According to inSPIRE, a coalition supporting immigration and workforce development needs, there is a great need for reform.
• Science, technology, engineering and mathematics (STEM) jobs are expected to grow by 17 percent during the decade ending in 2018, compared to just 9.8 percent-growth in non-STEM jobs. But at the current pace, the U.S. won’t be able to produce enough workers to fill the jobs. In 2008, just four percent of all bachelor’s degrees were awarded in engineering. In China, 31 percent of all bachelor’s degrees were in engineering and throughout all of Asia the percentage was 19 percent.
• From 2010 to 2020, the U.S. will have about 1.2 million openings in computing professions that require a bachelor’s degree. At the current pace, however, the U.S. will not produce even half the number of graduates needed to fill those positions.
• Examining the computer science field more closely, through the year 2020, the U.S. economy is expected to produce 120,000 new computing jobs each year, jobs that will require at least a bachelor’s degree, according to a U.S. Bureau of Labor Statistics study. However, America annually produces just 40,000 graduates with bachelor’s degrees in computer science.
So, despite successful reform efforts under Presidents Clinton and George W. Bush, the workforce development needs are greater than ever.
Momentum is building for solutions with bi-partisan legislation in the Senate to help alleviate the high-skilled worker crunch.
U.S. Senators Orrin Hatch (R-Utah), Amy Klobuchar (D-Minn.), Marco Rubio (R-Fla.) and Chris Coons (D-Del.) today introduced legislation, the Immigration Innovation (I2) Act of 2013, to bring long-overdue reforms to the nation’s immigration laws for high-skilled workers.

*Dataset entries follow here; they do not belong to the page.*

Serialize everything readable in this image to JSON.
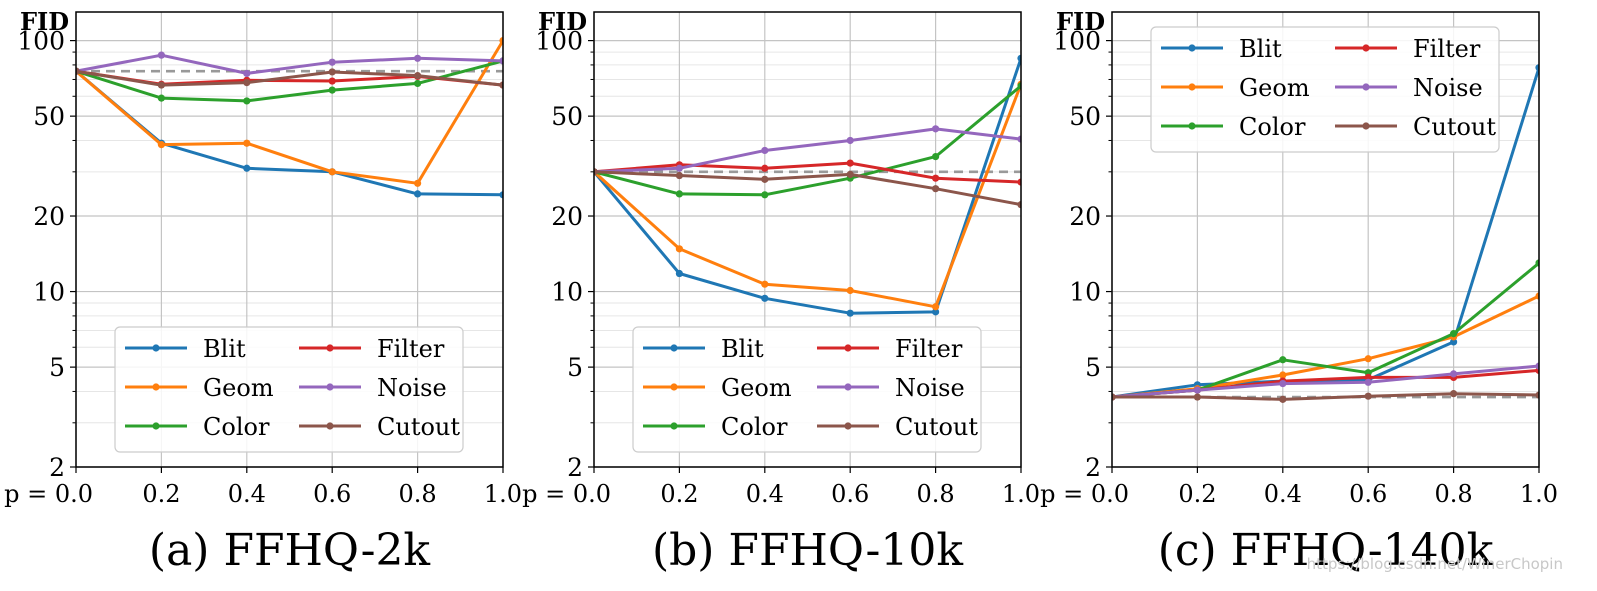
{
  "figure": {
    "watermark": "https://blog.csdn.net/WinerChopin"
  },
  "colors": {
    "Blit": "#1f77b4",
    "Geom": "#ff7f0e",
    "Color": "#2ca02c",
    "Filter": "#d62728",
    "Noise": "#9467bd",
    "Cutout": "#8c564b",
    "baseline": "#999999"
  },
  "chart_data": [
    {
      "type": "line",
      "title": "(a) FFHQ-2k",
      "ylabel": "FID",
      "xlabel": "",
      "x": [
        0.0,
        0.2,
        0.4,
        0.6,
        0.8,
        1.0
      ],
      "x_tick_labels": [
        "p = 0.0",
        "0.2",
        "0.4",
        "0.6",
        "0.8",
        "1.0"
      ],
      "y_scale": "log",
      "ylim": [
        2,
        130
      ],
      "y_ticks": [
        2,
        5,
        10,
        20,
        50,
        100
      ],
      "grid": true,
      "legend": "lower-center",
      "legend_columns": [
        [
          "Blit",
          "Geom",
          "Color"
        ],
        [
          "Filter",
          "Noise",
          "Cutout"
        ]
      ],
      "baseline": 75.5,
      "series": [
        {
          "name": "Blit",
          "values": [
            75.5,
            39,
            31,
            30,
            24.5,
            24.3
          ]
        },
        {
          "name": "Geom",
          "values": [
            75.5,
            38.5,
            39,
            30,
            27,
            100
          ]
        },
        {
          "name": "Color",
          "values": [
            75.5,
            59,
            57.5,
            63.5,
            67.5,
            83
          ]
        },
        {
          "name": "Filter",
          "values": [
            75.5,
            67,
            69.5,
            69,
            72,
            66.5
          ]
        },
        {
          "name": "Noise",
          "values": [
            75.5,
            87.5,
            74,
            82,
            85,
            83
          ]
        },
        {
          "name": "Cutout",
          "values": [
            75.5,
            66.5,
            68,
            75,
            72.5,
            66.5
          ]
        }
      ]
    },
    {
      "type": "line",
      "title": "(b) FFHQ-10k",
      "ylabel": "FID",
      "xlabel": "",
      "x": [
        0.0,
        0.2,
        0.4,
        0.6,
        0.8,
        1.0
      ],
      "x_tick_labels": [
        "p = 0.0",
        "0.2",
        "0.4",
        "0.6",
        "0.8",
        "1.0"
      ],
      "y_scale": "log",
      "ylim": [
        2,
        130
      ],
      "y_ticks": [
        2,
        5,
        10,
        20,
        50,
        100
      ],
      "grid": true,
      "legend": "lower-center",
      "legend_columns": [
        [
          "Blit",
          "Geom",
          "Color"
        ],
        [
          "Filter",
          "Noise",
          "Cutout"
        ]
      ],
      "baseline": 30,
      "series": [
        {
          "name": "Blit",
          "values": [
            30,
            11.8,
            9.4,
            8.2,
            8.3,
            85
          ]
        },
        {
          "name": "Geom",
          "values": [
            30,
            14.8,
            10.7,
            10.1,
            8.7,
            67
          ]
        },
        {
          "name": "Color",
          "values": [
            30,
            24.5,
            24.3,
            28.3,
            34.5,
            66
          ]
        },
        {
          "name": "Filter",
          "values": [
            30,
            32,
            31,
            32.5,
            28.3,
            27.3
          ]
        },
        {
          "name": "Noise",
          "values": [
            30,
            31,
            36.5,
            40,
            44.5,
            40.5
          ]
        },
        {
          "name": "Cutout",
          "values": [
            30,
            29,
            28,
            29.3,
            25.7,
            22.2
          ]
        }
      ]
    },
    {
      "type": "line",
      "title": "(c) FFHQ-140k",
      "ylabel": "FID",
      "xlabel": "",
      "x": [
        0.0,
        0.2,
        0.4,
        0.6,
        0.8,
        1.0
      ],
      "x_tick_labels": [
        "p = 0.0",
        "0.2",
        "0.4",
        "0.6",
        "0.8",
        "1.0"
      ],
      "y_scale": "log",
      "ylim": [
        2,
        130
      ],
      "y_ticks": [
        2,
        5,
        10,
        20,
        50,
        100
      ],
      "grid": true,
      "legend": "upper-center",
      "legend_columns": [
        [
          "Blit",
          "Geom",
          "Color"
        ],
        [
          "Filter",
          "Noise",
          "Cutout"
        ]
      ],
      "baseline": 3.8,
      "series": [
        {
          "name": "Blit",
          "values": [
            3.8,
            4.25,
            4.4,
            4.45,
            6.3,
            78
          ]
        },
        {
          "name": "Geom",
          "values": [
            3.8,
            4.1,
            4.65,
            5.4,
            6.6,
            9.6
          ]
        },
        {
          "name": "Color",
          "values": [
            3.8,
            4.05,
            5.35,
            4.75,
            6.8,
            13
          ]
        },
        {
          "name": "Filter",
          "values": [
            3.8,
            4.05,
            4.4,
            4.55,
            4.55,
            4.85
          ]
        },
        {
          "name": "Noise",
          "values": [
            3.8,
            4.05,
            4.3,
            4.35,
            4.7,
            5.05
          ]
        },
        {
          "name": "Cutout",
          "values": [
            3.8,
            3.8,
            3.72,
            3.83,
            3.92,
            3.87
          ]
        }
      ]
    }
  ]
}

The bill focuses on areas vital to ensuring the United States can maintain its competitiveness in the global economy: the quantity of employment-based non-immigrant visas (H-1B visas), allowing for their growth depending on the demands of the economy while making reforms to protect workers; increased access to green cards for high-skilled workers by expanding the exemptions and eliminating the annual per country limits for employment based green cards; and reforming the fees on H-1B and green cards so those fees can be used to promote American worker retraining and education. Sens. Richard Blumenthal (D-Conn.), Jeff Flake (R-Ariz.), Dean Heller (R-Nev.), John Hoeven (R-N.D.), Jeanne Shaheen (D-N.H.), and Mark Warner (D-Va,) are all original cosponsors of the bill.
The summary of the Senate legislation can be read here.
Senator Rubio in particular has been quite outspoken about the need for reform of the H-1B visa program.
Wouldn’t it be great, regardless of the outcome of the contentious issues of immigration reform, if Congress could actually pass a law that made our nation and long-term economy smarter?